4 Types of Patio Tiles
There seems to be nearly an infinite number of varieties and types of patio tiles on the market today. Some of the most common types are wood, stone, slate, marble, and ceramic tiles. Ceramic and wood are the most popular for ease of use and versatility.
Things to Consider about Tiles in General
When choosing your tile, there are several factors that should always be considered. Every type of tile, and even the varieties within a certain type, will have varying levels of hardness, durability, and temperature tolerance. Sealers can extend some of these qualities, but only to a degree. Be sure to consider these things in regards to where the tiles will be placed and how much use they will get, along with the style that you choose.

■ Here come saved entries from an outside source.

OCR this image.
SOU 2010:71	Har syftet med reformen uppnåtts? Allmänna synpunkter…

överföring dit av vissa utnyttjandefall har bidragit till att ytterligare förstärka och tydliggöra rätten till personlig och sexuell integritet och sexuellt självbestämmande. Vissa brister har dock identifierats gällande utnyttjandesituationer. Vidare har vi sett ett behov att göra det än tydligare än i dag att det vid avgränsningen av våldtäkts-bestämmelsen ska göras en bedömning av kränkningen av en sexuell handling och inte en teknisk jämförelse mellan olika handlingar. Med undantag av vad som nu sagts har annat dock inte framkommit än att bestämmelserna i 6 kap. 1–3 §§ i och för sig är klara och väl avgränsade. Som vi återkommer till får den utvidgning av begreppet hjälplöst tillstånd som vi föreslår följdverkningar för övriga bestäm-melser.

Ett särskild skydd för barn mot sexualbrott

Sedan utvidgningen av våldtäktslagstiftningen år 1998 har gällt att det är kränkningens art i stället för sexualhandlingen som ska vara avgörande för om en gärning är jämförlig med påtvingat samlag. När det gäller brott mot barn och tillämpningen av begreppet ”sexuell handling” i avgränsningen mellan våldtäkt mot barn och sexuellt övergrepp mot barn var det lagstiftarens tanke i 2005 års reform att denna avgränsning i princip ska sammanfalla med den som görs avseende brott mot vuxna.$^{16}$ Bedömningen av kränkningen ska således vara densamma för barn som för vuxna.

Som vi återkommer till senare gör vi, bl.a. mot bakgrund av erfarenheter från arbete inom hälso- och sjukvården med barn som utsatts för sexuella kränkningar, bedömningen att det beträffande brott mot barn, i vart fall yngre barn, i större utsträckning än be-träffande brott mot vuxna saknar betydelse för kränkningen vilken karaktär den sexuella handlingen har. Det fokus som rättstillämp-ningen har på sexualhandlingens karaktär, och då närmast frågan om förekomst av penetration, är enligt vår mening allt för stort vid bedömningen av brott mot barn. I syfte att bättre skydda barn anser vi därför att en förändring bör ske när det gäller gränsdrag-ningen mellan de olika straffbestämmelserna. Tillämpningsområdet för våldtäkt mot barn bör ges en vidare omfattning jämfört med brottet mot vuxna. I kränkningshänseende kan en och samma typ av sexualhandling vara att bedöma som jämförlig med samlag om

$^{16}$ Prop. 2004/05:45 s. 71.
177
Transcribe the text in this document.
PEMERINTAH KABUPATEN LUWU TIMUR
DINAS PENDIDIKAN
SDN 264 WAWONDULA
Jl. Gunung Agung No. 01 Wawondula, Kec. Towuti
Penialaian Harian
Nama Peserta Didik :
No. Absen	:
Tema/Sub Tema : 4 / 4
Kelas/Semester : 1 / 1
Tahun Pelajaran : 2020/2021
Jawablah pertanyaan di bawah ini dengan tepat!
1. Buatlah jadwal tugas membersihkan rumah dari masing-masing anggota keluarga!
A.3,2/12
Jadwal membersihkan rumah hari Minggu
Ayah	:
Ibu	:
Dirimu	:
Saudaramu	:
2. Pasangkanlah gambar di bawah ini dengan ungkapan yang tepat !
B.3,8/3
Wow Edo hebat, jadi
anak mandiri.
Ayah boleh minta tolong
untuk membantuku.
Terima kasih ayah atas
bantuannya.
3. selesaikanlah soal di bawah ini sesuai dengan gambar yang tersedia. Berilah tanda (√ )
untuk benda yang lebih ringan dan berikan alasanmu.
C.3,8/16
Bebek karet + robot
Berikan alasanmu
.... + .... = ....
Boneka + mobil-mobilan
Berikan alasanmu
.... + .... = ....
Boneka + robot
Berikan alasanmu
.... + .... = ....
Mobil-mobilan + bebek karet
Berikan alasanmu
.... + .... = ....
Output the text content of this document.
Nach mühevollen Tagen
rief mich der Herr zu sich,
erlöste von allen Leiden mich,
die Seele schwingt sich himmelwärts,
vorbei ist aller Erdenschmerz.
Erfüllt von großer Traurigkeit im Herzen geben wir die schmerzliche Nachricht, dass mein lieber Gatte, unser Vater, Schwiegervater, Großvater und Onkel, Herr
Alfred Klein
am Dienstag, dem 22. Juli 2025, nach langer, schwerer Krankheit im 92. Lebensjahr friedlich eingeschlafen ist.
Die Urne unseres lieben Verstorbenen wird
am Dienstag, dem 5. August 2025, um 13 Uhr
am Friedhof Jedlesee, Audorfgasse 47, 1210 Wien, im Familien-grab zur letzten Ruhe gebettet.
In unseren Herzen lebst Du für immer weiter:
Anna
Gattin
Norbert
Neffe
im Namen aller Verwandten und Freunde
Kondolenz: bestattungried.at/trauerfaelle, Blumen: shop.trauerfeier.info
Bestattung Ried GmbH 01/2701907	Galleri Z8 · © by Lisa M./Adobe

Porcelain and Ceramic Tiles
Patio ceramic tiles are made from clay and water that has been heated, often repeatedly, to harden the clay into a ceramic. It is important to note in choosing ceramic tiles that they are rated by the Porcelain Enamel Institute (PEI) and the PEI rating they carry determines the amount of heavy traffic that they are suitable for. Ceramic tiles with a PEI 3 rating or higher are generally considered to be durable enough for outdoor patio use. Remember that the lower the rating, the more susceptible your ceramic tile will be to cracking and breaking.
Beyond getting a good enough PEI rating, ceramic tiles can be bought in an extremely wide range of sizes, colors, and textures, which has made them popular for patio use today.
Porcelain is similar to ceramic tiles in the various designs and colors offered, and carry many of the same considerations (such as the appropriate PEI rating). The primary difference between porcelain and ceramic is texture, which is left up to you and your style plan to decide.
Slate and Wood Patio Tiles
Wood and slate patio tiles have several identical advantages over ceramic tiles. First and foremost, they are much easier to install. Both are made with interlocking pieces that snap together and can be laid out over any level surface. On a side note, make sure to lay down some sort of plastic layer underneath as a weed deterrent. Another advantage is that they use no grout or other adhesive like ceramic does. Grout is porous, which makes it much harder to clean than your tiles, but wood and slate tiles do not suffer this drawback.
The only distinct difference between slate and wood patio tiles is the specific look and texture. Wood gives a more country feel, while slate is a simple way of getting that rougher stone appearance. Slate can also be installed in the same manner as porcelain and ceramic if you want something that feels a little more permanent.